Ama gitmemiz gereken asfalt yol, yani asıl yola daha girilebilmiş değil...

Buna karşılık piyasalar belli ki henüz asfalt yola girilmesini beklemiyor. Hatta tali yoldan da çıkıp uçuruma doğru gideceğimizi beklediği için, bu rakamları abartılı biçimde sevdi.

Aslında piyasaların korktuğunun olmadığını söylemek bizce daha doğru. Çünkü piyasalar ancak önlerindeki adımı düşünüyor, adımın uçuruma gitmediğini görünce seviniyor.
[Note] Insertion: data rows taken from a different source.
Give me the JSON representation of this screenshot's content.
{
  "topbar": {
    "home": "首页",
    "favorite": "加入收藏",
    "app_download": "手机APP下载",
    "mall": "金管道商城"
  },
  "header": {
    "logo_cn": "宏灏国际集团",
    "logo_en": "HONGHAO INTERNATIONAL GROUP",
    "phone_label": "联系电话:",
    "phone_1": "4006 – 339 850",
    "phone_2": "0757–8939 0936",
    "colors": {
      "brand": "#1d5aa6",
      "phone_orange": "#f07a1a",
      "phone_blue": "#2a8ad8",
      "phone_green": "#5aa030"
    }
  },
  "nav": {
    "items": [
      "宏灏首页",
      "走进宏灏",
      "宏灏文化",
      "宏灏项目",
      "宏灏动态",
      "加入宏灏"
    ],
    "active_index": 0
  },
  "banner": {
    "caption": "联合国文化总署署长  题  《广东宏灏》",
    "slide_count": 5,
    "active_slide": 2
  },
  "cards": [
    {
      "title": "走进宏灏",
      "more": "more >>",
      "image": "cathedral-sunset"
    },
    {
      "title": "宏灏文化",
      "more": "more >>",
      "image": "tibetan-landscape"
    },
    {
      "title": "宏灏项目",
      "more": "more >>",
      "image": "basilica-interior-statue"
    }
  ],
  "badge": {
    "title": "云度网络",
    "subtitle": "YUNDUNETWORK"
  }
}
Piyasaların tek derdi, kısa zaman içinde işlerin tersine dönmemesi. İleride döneceğini hemen herkes görüyor ama patika da olsa bu yolda ne kadar giderse kendini o kadar şanslı sayıyor. Bu durumu aslında olumlu mu değerlendirmek lazım, yoksa piyasalardaki bu havayı, ileriye dönük olarak bir tehdit olarak mı görmek lazım, orası yoruma bağlı...

FAİZ İNDİRİM BASKISI ARTACAK

Piyasalarda, yükselmesine rağmen Mart ayı enflasyon verileri o kadar olumlu yorumlandı ki; şimdiden "Merkez Bankası’nın faiz indirimi için daha sonraki ayları beklemeyeceği" tahminleri bile yapılmaya başladı.

Bizce faiz indirimi baskısı önümüzdeki dönemde giderek artacak. Bu baskılar Hükümetin de seçim öncesinde Merkez Bankası üzerinde daha fazla baskı yapmasını beraberinde getirecek.

Merkez Bankası Para Politikası Kurulu 18 Nisan’da toplanıp, faiz kararı verecek. Bu tarihin, Cumhurbaşkanlığı açıklamasına denk gelmesi de ayrı bir tartışma konusu olabilir.

Ama bundan bağımsız olarak Merkez Bankası’nın karar vermesi gerekecek. Elbette, önümüzdeki günlerde gelecek beklenti anketi sonuçları önemli olacak ama ne olursa olsun faiz indirimi için henüz somut belirtilerin ortada olmadığını düşünüyoruz.

Merkez Bankası yaptığı açıklamada hálá özellikle hizmet fiyatlarındaki katılığın devam ettiğinin altını çizdi. Yanısıra, başta tekstil olmak üzere mart ayında düşüş görülen bazı temel kalemlerde nisan ayında fiyat artışlarının kaçınılmaz olduğu da unutulmamalı.

H endeksinde yüzde 0.48 ile genel TÜFE’nin altında bir artış olmasına karşılık, yıllık enflasyonun mart sonunda yüzde 9.3’ten 10.0’a yükseldiği de gözden uzak tutulmamalı.

Yani, önümüzdeki üç ayda baz etkisi yıllık enflasyon verilerini olumlu etkileyecek olmasına rağmen, faiz indirimini gerektirecek bir enflasyon düşüşü için daha beklemek gerekecek.

Bu arada IMF gözden geçirmesinin tamamlanması için henüz bir hareketin gözükmediği unutulmamalı. Bu da sapan mali disiplin için bir olumluluk görülmediği anlamına geliyor.

Özetle; fazla iyimserlik, faiz indimi gibi ileride sıkıntıları artıracak baskıları getirmemeli.